Allerdings stellt sich schon die Frage, wie sich die neuen Richtlinien auf die Anzahl der in Zukunft genehmigten Kostenpläne auswirken wird und ob dadurch mehr Paare zu Selbstzahlern werden. Die Formulierung „starke männliche Fertilitätsstörung“ lässt einen gewissen Interpretationsspielraum zu und es wird die weitere Entwicklung zeigen, ob dies zu mehr oder weniger Kostenzusagen der gesetzlichen Krankenkassen führen wird. Da jedes Paar vor der Antragstellung einen Andrologen konsultieren muss, ist auch unklar, wie stark es hier durch die höhere Nachfrage zu langen Wartezeiten kommen wird. Es gibt in Deutschland leider relativ wenig Fachärzte, die die Zusatzausbildung zum Andrologen absolviert haben.

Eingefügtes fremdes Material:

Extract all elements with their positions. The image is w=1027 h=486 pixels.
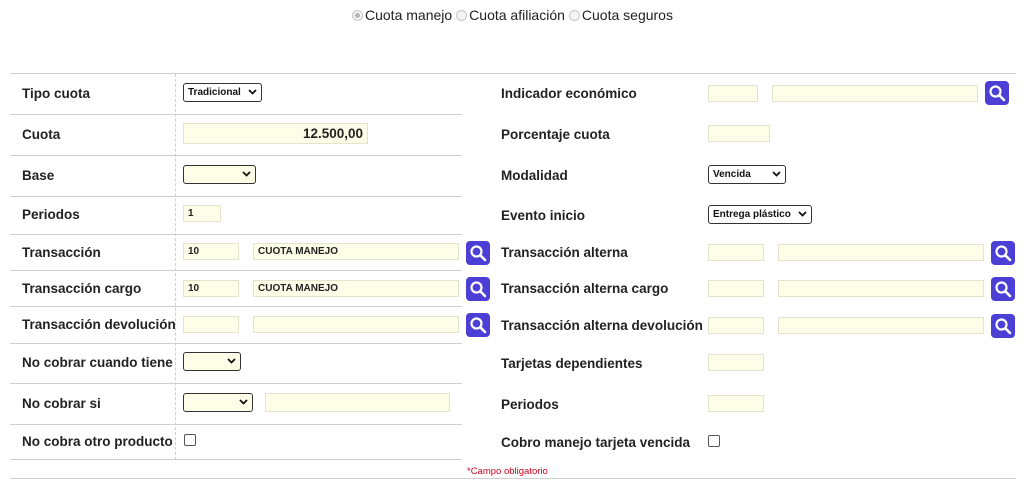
radio-cuota-seguros[interactable]: Cuota seguros: [568, 7, 673, 23]
transaccion-devolucion-description-input[interactable]: [253, 316, 459, 333]
search-icon: [995, 281, 1012, 298]
label-transaccion-devolucion: Transacción devolución: [22, 317, 176, 332]
search-icon: [470, 317, 487, 334]
chevron-down-icon: [798, 208, 807, 219]
label-cuota: Cuota: [22, 127, 61, 142]
label-tipo-cuota: Tipo cuota: [22, 86, 91, 101]
divider: [10, 234, 462, 235]
transaccion-devolucion-code-input[interactable]: [183, 316, 239, 333]
tarjetas-dependientes-input[interactable]: [708, 354, 764, 371]
transaccion-alterna-cargo-code-input[interactable]: [708, 280, 764, 297]
radio-cuota-manejo[interactable]: Cuota manejo: [352, 7, 452, 23]
evento-inicio-select[interactable]: Entrega plástico: [708, 205, 812, 224]
label-transaccion-alterna: Transacción alterna: [501, 245, 628, 260]
transaccion-alterna-cargo-description-input[interactable]: [778, 280, 984, 297]
transaccion-alterna-search-button[interactable]: [991, 241, 1015, 265]
radio-label: Cuota seguros: [581, 7, 673, 23]
chevron-down-icon: [239, 396, 248, 407]
divider: [10, 73, 1016, 74]
divider: [10, 459, 462, 460]
no-cobra-otro-producto-checkbox[interactable]: [184, 434, 196, 446]
divider: [10, 306, 462, 307]
column-divider: [175, 74, 176, 460]
tipo-cuota-select[interactable]: Tradicional: [183, 83, 262, 102]
label-porcentaje-cuota: Porcentaje cuota: [501, 127, 610, 142]
cobro-manejo-tarjeta-vencida-checkbox[interactable]: [708, 435, 720, 447]
divider: [10, 383, 462, 384]
no-cobrar-si-extra-input[interactable]: [265, 393, 450, 412]
label-transaccion: Transacción: [22, 245, 101, 260]
search-icon: [470, 245, 487, 262]
label-indicador-economico: Indicador económico: [501, 86, 637, 101]
divider: [10, 424, 462, 425]
transaccion-devolucion-search-button[interactable]: [466, 313, 490, 337]
search-icon: [995, 318, 1012, 335]
tipo-cuota-value: Tradicional: [188, 87, 241, 98]
label-no-cobra-otro-producto: No cobra otro producto: [22, 434, 173, 449]
label-transaccion-cargo: Transacción cargo: [22, 281, 142, 296]
transaccion-alterna-cargo-search-button[interactable]: [991, 277, 1015, 301]
transaccion-alterna-devolucion-search-button[interactable]: [991, 314, 1015, 338]
transaccion-alterna-description-input[interactable]: [778, 244, 984, 261]
divider: [10, 343, 462, 344]
label-modalidad: Modalidad: [501, 168, 568, 183]
label-tarjetas-dependientes: Tarjetas dependientes: [501, 356, 643, 371]
radio-button[interactable]: [568, 9, 580, 21]
indicador-economico-code-input[interactable]: [708, 85, 758, 102]
search-icon: [989, 85, 1006, 102]
label-cobro-manejo-tarjeta-vencida: Cobro manejo tarjeta vencida: [501, 435, 691, 450]
radio-label: Cuota manejo: [365, 7, 453, 23]
required-field-note: *Campo obligatorio: [467, 466, 548, 477]
label-periodos-right: Periodos: [501, 397, 559, 412]
divider: [10, 155, 462, 156]
fee-type-selector: Cuota manejo Cuota afiliación Cuota segu…: [352, 7, 677, 23]
radio-button[interactable]: [352, 9, 363, 21]
transaccion-cargo-search-button[interactable]: [466, 277, 490, 301]
transaccion-search-button[interactable]: [466, 241, 490, 265]
search-icon: [470, 281, 487, 298]
label-no-cobrar-cuando-tiene: No cobrar cuando tiene: [22, 355, 173, 370]
label-periodos: Periodos: [22, 207, 80, 222]
no-cobrar-cuando-tiene-select[interactable]: [183, 352, 241, 371]
evento-inicio-value: Entrega plástico: [713, 209, 791, 220]
transaccion-alterna-devolucion-description-input[interactable]: [778, 317, 984, 334]
label-transaccion-alterna-devolucion: Transacción alterna devolución: [501, 318, 703, 333]
modalidad-value: Vencida: [713, 169, 751, 180]
search-icon: [995, 245, 1012, 262]
transaccion-cargo-code-input[interactable]: 10: [183, 280, 239, 297]
chevron-down-icon: [248, 86, 257, 97]
divider: [10, 114, 462, 115]
label-transaccion-alterna-cargo: Transacción alterna cargo: [501, 281, 669, 296]
divider: [10, 270, 462, 271]
indicador-economico-description-input[interactable]: [772, 85, 978, 102]
chevron-down-icon: [242, 168, 251, 179]
transaccion-cargo-description-input[interactable]: CUOTA MANEJO: [253, 280, 459, 297]
periodos-input[interactable]: 1: [183, 205, 221, 222]
divider: [10, 478, 1016, 479]
base-select[interactable]: [183, 165, 256, 184]
radio-button[interactable]: [456, 9, 468, 21]
label-no-cobrar-si: No cobrar si: [22, 396, 101, 411]
radio-label: Cuota afiliación: [469, 7, 565, 23]
indicador-economico-search-button[interactable]: [985, 81, 1009, 105]
transaccion-alterna-devolucion-code-input[interactable]: [708, 317, 764, 334]
transaccion-description-input[interactable]: CUOTA MANEJO: [253, 243, 459, 260]
transaccion-code-input[interactable]: 10: [183, 243, 239, 260]
transaccion-alterna-code-input[interactable]: [708, 244, 764, 261]
cuota-input[interactable]: 12.500,00: [183, 123, 368, 144]
label-evento-inicio: Evento inicio: [501, 208, 586, 223]
periodos-right-input[interactable]: [708, 395, 764, 412]
divider: [10, 196, 462, 197]
no-cobrar-si-select[interactable]: [183, 393, 253, 412]
chevron-down-icon: [227, 355, 236, 366]
label-base: Base: [22, 168, 55, 183]
radio-cuota-afiliacion[interactable]: Cuota afiliación: [456, 7, 565, 23]
chevron-down-icon: [772, 168, 781, 179]
porcentaje-cuota-input[interactable]: [708, 125, 770, 142]
modalidad-select[interactable]: Vencida: [708, 165, 786, 184]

Insgesamt führen die veränderten Richtlinien zur ICSI bei mir zu ambivalenten Gefühlen. Eine Anpassung an die Veränderungen im Laborhandbuch der WHO waren sicherlich überfällig, auf der anderen Seite sehe ich den zusätzlichen Aufwand durch die neue Pflicht einen Andrologen aufsuchen zu müssen. Der Wegfall der 12 Wochen Frist zwischen 2 Spermiogrammen ist begrüßenswert, gleichzeitig lässt die geforderte interdisziplinäre Indikationsfindung doch Fragen aufkommen, wie diese denn nun genau erfolgen soll. Es wird die Praxis zeigen müssen, ob dies alles im Sinne der Kinderwunschpaare und ihrem Wunsch nach einem Kind auf gute Weise funktionieren wird.

Nicht zuletzt stelle ich mir die Frage, ob und wie wie sich  die Zahlen zur Anwendung der ICSI Methode gegenüber der IVF Methode verändern werden und ob es zukünftig mehr Paare geben wird, die einen Ablehnungsbescheid bekommen und damit ihre ICSI Kosten selbst bezahlen müssen.

Konntest du bereits Erfahrungen mit den neuen Richtlinien bei deiner Antragstellung für eine ICSI machen?

Wenn ja, würde ich mich über einen Kommentar freuen!

Herzliche Grüße

Silke

Literatur:

Richtlinien des Bundesausschusses der Ärzte und Krankenkassen über ärztliche Maßnahmen zur künstlichen Befruchtung (“Richtlinien über künstliche Befruchtung”) in der Fassung vom 14. August 1990 (veröffentlicht im Bundesarbeitsblatt Nr. 12 vom 30. November 1990) zuletzt geändert am 26. Februar 2002 (veröffentlicht im Bundesanzeiger Nr. 92 am 22. Mai 2002).

Gemeinsamer Bundesausschuss, Tragende Gründe zum Beschluss des Gemeinsamen Bundesausschusses über eine Änderung Richtlinien über künstliche Befruchtung (KB-RL): Spermiogrammparameter für eine Indikation zur Intracytoplasmatischen Spermieninjektion statt In-vitro-Fertilisation, 16. März 2017.